Case Insensitive Sort on a Keyword Field in 5.x


(Vadim Rybak) #1

We are using ElasticSearch 5.
I have a field city using a custom analyzer and the following mapping.

Analyzer

       "analysis": {
          "analyzer": {
            "lowercase_analyzer": {
              "filter": [
                "standard",
                "lowercase",
                "trim"
              ],
              "type": "custom",
              "tokenizer": "keyword"
            }
}

Mapping

  "city": {
    "type": "text",
    "analyzer": "lowercase_analyzer"
  }

I am doing this so that I can do a case insensitive sort on the city field. Here is an example query that I am trying to run

{ 
  "query": {
    "term": {
      "email": {
        "value": "some_email@test.com"
      }
    }
  },
"sort": [
    {
      "city": {
        "order": "desc"
      }
    }
  ]
}

Here is the error I am getting:

"Fielddata is disabled on text fields by default. Set fielddata=true
on [city] in order to load fielddata in memory by uninverting the
inverted index. Note that this can however use significant memory."

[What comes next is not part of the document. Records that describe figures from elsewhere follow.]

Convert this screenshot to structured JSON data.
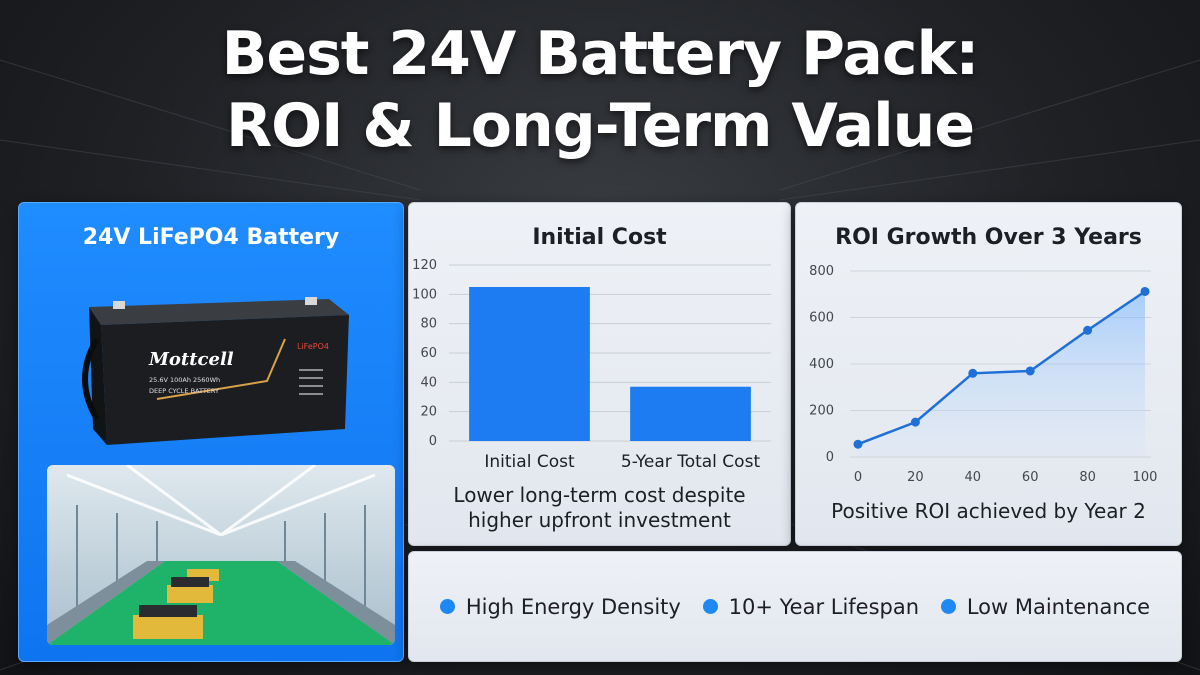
{
  "title_line1": "Best 24V Battery Pack:",
  "title_line2": "ROI & Long-Term Value",
  "product_panel": {
    "title": "24V LiFePO4 Battery",
    "battery_brand": "Mottcell",
    "battery_chem": "LiFePO4",
    "battery_spec": "25.6V 100Ah 2560Wh",
    "battery_type": "DEEP CYCLE BATTERY"
  },
  "chart_data": [
    {
      "type": "bar",
      "title": "Initial Cost",
      "categories": [
        "Initial Cost",
        "5-Year Total Cost"
      ],
      "values": [
        105,
        37
      ],
      "ylim": [
        0,
        120
      ],
      "yticks": [
        0,
        20,
        40,
        60,
        80,
        100,
        120
      ],
      "grid": true,
      "caption": [
        "Lower long-term cost despite",
        "higher upfront investment"
      ],
      "color": "#1e7cf2"
    },
    {
      "type": "area",
      "title": "ROI Growth Over 3 Years",
      "x": [
        0,
        20,
        40,
        60,
        80,
        100
      ],
      "y": [
        55,
        150,
        360,
        370,
        545,
        712
      ],
      "xlim": [
        0,
        100
      ],
      "ylim": [
        0,
        800
      ],
      "xticks": [
        0,
        20,
        40,
        60,
        80,
        100
      ],
      "yticks": [
        0,
        200,
        400,
        600,
        800
      ],
      "grid": true,
      "caption": "Positive ROI achieved by Year 2",
      "color": "#1f6fd8"
    }
  ],
  "features": [
    "High Energy Density",
    "10+ Year Lifespan",
    "Low Maintenance"
  ]
}
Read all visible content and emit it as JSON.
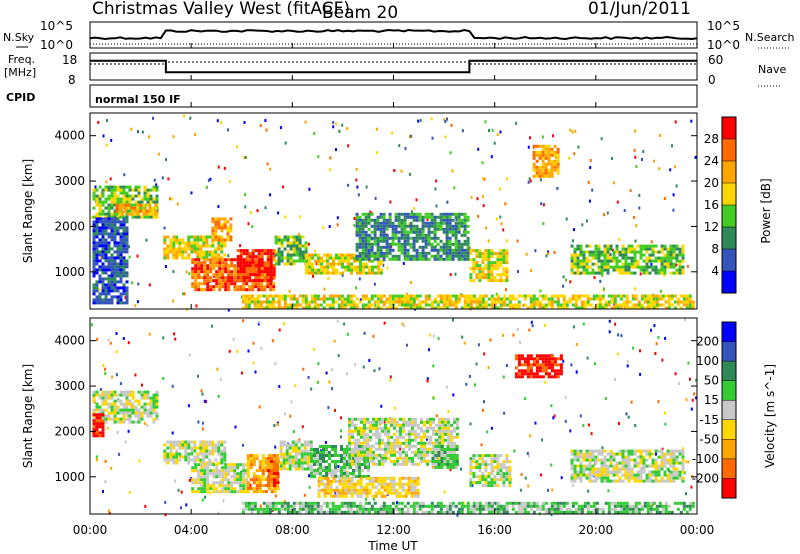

I don't want to turn on FieldData and incur a performance hit in ElasticSearch. I would like to have a Keyword field that is not case sensitive, so that I can perform more meaningful aggregations and sorts on it. Is there no way to do this?


(David Pilato) #2

In 5.0 and 5.1 you have to use a type keyword but for now you can't analyze the text it contains. See

In the meantime, you have to format your document if you don't want to use fielddata and creates a new field out of the first one like city_sort.

To do that, you can define an ingest pipeline with a lowercase processor which generates that at index time.
Note that this will come back as part of the _source though.

Not ideal but at least a workaround.


(system) #3

This topic was automatically closed 28 days after the last reply. New replies are no longer allowed.